In his clinical practice, Nery observes a clear pattern. Patients with weaker muscles struggle more with daily tasks. They tire faster. When they develop musculoskeletal problems—a bad knee, a shoulder injury, a back strain—the impact is worse because their bodies lack the strength to compensate or recover. The weakness becomes a multiplier of other problems. This is why, he argues, building and maintaining muscle is not a vanity project or something to pursue only if you have time. It is foundational to remaining yourself as you age.
The path forward requires three things working together. First, resistance exercise—the kind that challenges muscles to work hard. Second, eating enough protein to give those muscles the material they need to rebuild and stay strong. Third, simply staying active, moving through the day in ways that keep the body engaged rather than dormant. None of this is exotic or expensive. It is, in fact, the opposite: the most ordinary forms of movement, done consistently, are what prevent the slow fade.
But prevention alone is not enough for those already experiencing muscle loss. Nery stresses the importance of medical evaluation—not just from an orthopedist, but from a team of specialists who can identify what is driving the decline. Is it a nutritional deficiency? A hormonal shift? An untreated chronic condition? A lifestyle that has drifted too far toward stillness? Once the causes are understood, a personalized exercise program can be designed, one that matches the person's current capacity and gradually builds from there. The goal is not to become an athlete. It is to remain capable of the life you want to live.
Citações Notáveis
Muscle strengthening contributes not only to improved strength but is fundamental to preserving autonomy and functional capacity over time— Kaleu Nery, orthopedist
A Conversa do Hearth Outra perspectiva sobre a história
Why does muscle loss feel like such a sudden problem when people reach a certain age? It seems to come out of nowhere.
It doesn't come out of nowhere—it's been building for years, usually. The aging process itself does slow muscle growth, but what really accelerates the decline is what happens before that: decades of sitting, of not challenging the body, of letting movement become optional. By the time someone notices they can't do what they used to, the damage is already significant.

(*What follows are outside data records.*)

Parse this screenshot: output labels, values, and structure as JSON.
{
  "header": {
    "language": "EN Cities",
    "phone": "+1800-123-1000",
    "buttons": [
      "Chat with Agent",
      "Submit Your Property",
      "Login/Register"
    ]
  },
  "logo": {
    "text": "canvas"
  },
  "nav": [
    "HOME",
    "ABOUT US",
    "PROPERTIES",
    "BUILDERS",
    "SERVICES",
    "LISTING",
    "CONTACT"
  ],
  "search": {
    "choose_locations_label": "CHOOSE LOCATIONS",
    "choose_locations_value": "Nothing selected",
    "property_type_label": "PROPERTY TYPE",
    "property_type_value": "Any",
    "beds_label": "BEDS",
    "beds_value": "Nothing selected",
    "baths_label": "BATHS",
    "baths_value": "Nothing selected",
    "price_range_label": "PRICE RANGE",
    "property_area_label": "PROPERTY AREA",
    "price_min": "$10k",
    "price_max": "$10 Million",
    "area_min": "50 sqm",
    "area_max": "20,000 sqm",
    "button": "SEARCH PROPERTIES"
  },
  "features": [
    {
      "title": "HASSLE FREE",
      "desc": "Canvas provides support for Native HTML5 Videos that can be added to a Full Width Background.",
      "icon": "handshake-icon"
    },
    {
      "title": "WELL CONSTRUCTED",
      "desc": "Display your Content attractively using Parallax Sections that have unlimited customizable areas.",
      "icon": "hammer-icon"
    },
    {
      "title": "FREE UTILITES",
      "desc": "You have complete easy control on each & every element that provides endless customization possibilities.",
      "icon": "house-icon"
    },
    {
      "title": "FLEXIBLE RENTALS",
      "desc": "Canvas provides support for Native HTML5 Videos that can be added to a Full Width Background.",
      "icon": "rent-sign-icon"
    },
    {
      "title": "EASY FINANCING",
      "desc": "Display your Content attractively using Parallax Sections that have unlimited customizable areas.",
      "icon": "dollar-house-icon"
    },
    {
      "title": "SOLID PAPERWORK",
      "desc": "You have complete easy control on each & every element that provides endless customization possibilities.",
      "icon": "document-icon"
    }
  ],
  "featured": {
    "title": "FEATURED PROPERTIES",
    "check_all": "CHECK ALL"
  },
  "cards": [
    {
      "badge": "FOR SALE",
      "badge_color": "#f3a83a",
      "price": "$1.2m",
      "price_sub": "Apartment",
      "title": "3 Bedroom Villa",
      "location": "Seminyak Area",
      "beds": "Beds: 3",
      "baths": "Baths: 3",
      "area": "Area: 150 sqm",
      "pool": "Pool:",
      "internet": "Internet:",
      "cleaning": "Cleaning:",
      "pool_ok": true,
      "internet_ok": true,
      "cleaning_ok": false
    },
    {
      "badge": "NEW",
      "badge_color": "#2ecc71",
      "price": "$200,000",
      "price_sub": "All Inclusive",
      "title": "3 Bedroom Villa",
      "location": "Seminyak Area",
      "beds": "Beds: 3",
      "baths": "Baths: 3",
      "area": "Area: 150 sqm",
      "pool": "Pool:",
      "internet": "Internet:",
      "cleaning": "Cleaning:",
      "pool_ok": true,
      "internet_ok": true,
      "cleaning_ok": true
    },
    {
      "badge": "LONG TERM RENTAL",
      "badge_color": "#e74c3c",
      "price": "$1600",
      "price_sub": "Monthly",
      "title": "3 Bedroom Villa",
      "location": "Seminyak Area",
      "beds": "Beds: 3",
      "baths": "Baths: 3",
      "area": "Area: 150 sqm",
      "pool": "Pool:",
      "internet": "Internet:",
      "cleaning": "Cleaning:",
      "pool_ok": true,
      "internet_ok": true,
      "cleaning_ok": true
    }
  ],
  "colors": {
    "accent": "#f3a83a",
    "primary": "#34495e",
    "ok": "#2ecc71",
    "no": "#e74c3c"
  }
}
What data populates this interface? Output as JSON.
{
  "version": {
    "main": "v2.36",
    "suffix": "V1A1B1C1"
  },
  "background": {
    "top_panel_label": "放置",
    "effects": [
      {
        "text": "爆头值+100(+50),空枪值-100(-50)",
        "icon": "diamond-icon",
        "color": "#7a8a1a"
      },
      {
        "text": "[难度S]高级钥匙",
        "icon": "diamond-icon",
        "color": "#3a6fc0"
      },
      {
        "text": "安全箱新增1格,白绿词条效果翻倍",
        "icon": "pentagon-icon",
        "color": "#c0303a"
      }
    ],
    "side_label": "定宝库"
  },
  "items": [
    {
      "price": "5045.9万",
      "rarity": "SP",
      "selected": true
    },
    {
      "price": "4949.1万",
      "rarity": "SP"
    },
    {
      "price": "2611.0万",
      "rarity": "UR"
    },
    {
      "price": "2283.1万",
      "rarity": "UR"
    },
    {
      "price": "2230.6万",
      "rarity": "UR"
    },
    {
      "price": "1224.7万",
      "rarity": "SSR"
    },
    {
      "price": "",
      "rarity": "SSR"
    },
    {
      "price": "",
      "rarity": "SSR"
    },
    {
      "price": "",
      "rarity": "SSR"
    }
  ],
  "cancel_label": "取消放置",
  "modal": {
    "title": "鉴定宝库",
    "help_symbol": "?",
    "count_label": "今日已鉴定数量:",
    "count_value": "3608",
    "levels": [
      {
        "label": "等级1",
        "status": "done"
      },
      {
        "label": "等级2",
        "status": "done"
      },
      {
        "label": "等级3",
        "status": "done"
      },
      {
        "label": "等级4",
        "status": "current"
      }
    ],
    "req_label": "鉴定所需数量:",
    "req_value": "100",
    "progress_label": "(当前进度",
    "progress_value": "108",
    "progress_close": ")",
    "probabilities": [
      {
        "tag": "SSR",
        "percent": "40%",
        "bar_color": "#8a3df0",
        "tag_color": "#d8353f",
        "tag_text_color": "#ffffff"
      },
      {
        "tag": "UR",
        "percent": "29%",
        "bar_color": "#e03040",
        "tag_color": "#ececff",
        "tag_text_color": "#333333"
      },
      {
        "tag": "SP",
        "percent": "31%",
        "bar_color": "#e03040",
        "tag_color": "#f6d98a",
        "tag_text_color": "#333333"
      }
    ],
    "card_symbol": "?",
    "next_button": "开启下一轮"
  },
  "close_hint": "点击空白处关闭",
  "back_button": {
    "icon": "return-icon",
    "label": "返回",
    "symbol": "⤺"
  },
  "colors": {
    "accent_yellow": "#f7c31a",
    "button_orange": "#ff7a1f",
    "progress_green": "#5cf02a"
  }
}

So it's not really about age itself?
Age is part of it, but it's not destiny. I see people in their seventies who are strong and mobile because they've stayed active. I also see people in their fifties who are already struggling because they've been sedentary for years. The body responds to what you ask of it. If you ask nothing, it gives nothing back.
What about someone who's already lost significant muscle? Can that be reversed?
Yes, but it takes time and consistency. The body can rebuild muscle at any age, though it takes longer the older you are. The key is starting with realistic expectations and a program designed for where you actually are, not where you wish you were. That's where the medical evaluation matters—it tells you what's safe and what will actually work for your specific situation.
Is protein really the limiting factor for most people?
For many, yes. People often don't eat enough protein, especially as they age. But it's not just about quantity—it's about pairing adequate protein with the stimulus of exercise. The protein gives the muscle the building blocks, but the exercise tells the muscle it needs to grow. You need both.
What's the hardest part for people to accept about this?
That it requires consistency and that there's no shortcut. People want a pill or a procedure. But the reality is that maintaining muscle is a lifelong practice, like brushing your teeth. It's not dramatic, but it's essential.